Before he created soul music, Ray Charles was great at mimicking other musicians. He did a mean Nat King Cole impression.
Early on in this biopic, a young Charles tries explaining this talent to a girl he likes. It’s a jolting conversation. But not for the characters. It’s jolting for us. All this talk of mimicry tends to highlight the fact that the actor playing Charles, Jamie Foxx, has been doing a flawless impersonation himself.
Who would have thought the comedian who played Wanda on “In Living Color” and made a quest out of finding condoms in “Booty Call” would become a new Marlon Brando?
“Ray” is definitely an actor’s movie. Foxx and the rest of the cast inhabit their roles with a ferocity that the late musician’s story deserves. Their director, Taylor Hackford, whose credits include “The Devil’s Advocate” and the Russell Crowe throw-away “Proof of Life,” seems like an unlikely leader in this endeavor, but apparently he’s tried for more than a decade to get this film made.
While Hackford’s visual artistry is on display in “Ray” – he engulfs Charles’ sightless world with an astounding palate of colors – he trips up with biopic cliches, using newspaper headlines and some silly montages to move the story along.
Consequently, Hackford gives us a good movie filled with great scenes, rather than a great film from start to finish.

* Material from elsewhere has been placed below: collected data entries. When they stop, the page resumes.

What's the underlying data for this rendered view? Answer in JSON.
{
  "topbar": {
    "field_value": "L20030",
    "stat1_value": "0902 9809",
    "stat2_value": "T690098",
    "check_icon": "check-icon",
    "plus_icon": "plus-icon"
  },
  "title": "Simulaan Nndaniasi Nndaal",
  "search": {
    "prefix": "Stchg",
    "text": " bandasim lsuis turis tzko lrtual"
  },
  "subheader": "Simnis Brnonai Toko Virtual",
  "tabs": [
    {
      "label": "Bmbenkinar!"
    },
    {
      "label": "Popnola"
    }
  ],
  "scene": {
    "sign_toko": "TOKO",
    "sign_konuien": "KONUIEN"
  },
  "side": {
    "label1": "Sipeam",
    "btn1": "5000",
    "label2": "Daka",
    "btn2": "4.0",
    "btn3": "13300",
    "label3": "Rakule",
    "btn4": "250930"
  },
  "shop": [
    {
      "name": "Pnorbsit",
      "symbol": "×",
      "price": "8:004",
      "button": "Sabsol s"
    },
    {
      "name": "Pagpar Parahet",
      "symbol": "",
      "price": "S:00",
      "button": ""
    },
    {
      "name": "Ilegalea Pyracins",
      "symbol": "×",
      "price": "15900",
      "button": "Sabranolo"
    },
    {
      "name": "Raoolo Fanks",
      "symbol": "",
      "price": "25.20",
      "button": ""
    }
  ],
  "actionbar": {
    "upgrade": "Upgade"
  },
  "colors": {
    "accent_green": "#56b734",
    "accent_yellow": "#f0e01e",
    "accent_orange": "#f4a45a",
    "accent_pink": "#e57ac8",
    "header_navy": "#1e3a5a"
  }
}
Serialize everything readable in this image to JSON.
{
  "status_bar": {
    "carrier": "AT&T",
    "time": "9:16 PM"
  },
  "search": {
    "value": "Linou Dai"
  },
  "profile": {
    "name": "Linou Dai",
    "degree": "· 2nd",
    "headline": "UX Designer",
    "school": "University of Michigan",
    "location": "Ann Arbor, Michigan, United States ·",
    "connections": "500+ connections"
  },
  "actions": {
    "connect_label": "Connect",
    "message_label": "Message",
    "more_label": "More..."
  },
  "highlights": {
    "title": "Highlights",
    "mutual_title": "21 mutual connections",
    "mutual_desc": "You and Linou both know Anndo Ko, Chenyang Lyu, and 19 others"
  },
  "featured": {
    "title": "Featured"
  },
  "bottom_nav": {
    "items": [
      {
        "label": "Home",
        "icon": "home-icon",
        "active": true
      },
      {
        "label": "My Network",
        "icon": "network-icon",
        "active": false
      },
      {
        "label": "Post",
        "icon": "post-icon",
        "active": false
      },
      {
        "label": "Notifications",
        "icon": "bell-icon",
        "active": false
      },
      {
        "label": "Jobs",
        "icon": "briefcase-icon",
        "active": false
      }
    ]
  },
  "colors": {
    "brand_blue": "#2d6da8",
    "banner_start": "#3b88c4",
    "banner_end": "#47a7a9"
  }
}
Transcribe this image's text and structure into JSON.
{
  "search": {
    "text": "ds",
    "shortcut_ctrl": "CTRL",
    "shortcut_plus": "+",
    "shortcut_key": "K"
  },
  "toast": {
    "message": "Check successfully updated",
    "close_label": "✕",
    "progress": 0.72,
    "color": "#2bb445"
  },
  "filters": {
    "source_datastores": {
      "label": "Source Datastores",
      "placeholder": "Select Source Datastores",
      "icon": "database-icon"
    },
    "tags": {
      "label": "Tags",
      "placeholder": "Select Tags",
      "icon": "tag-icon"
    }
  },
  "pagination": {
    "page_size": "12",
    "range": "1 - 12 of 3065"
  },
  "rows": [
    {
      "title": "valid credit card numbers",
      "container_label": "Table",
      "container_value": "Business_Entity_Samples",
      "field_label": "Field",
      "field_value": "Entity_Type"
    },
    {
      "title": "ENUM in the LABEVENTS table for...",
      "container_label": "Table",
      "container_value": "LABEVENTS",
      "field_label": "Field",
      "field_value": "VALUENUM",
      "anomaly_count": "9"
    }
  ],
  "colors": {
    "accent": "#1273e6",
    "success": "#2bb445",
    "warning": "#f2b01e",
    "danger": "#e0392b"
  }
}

The film’s best moments are its most intimate. These sequences, all of which explore the melancholy that often devoured Charles’ life, rely heavily on the actors.
From the day he watched his 5-year-old brother drown, Charles felt alone in the world. After losing his brother, he would lose his sight and then his mother too. These traumas led to a descent into a brutal heroin addiction, even as his career took off in the 1950s. Charles mixed gospel harmonies and sexualized lyrics to fashion soul music – while strung out on smack.
Hackford does deserve credit for his unflinching portrayal of Charles’ vices. The man was an awful womanizer. The film doesn’t show us the full extent – he had 12 children – but it shows us enough.
But Hackford loosens his grip outside of these intimate moments. In his dash through two decades of Charles’ life, his depictions of more public events, such as Charles’ drug bust, feel like quick summaries of what really happened.
While this recklessness does create a break between some scenes, it can’t take away from the quiet moments when we really dig into Charles’ character.
Foxx is unstoppable in these scenes, having mastered the walk, the finger movements, the jiving patter. The pain.
Asking for more might be asking for perfection.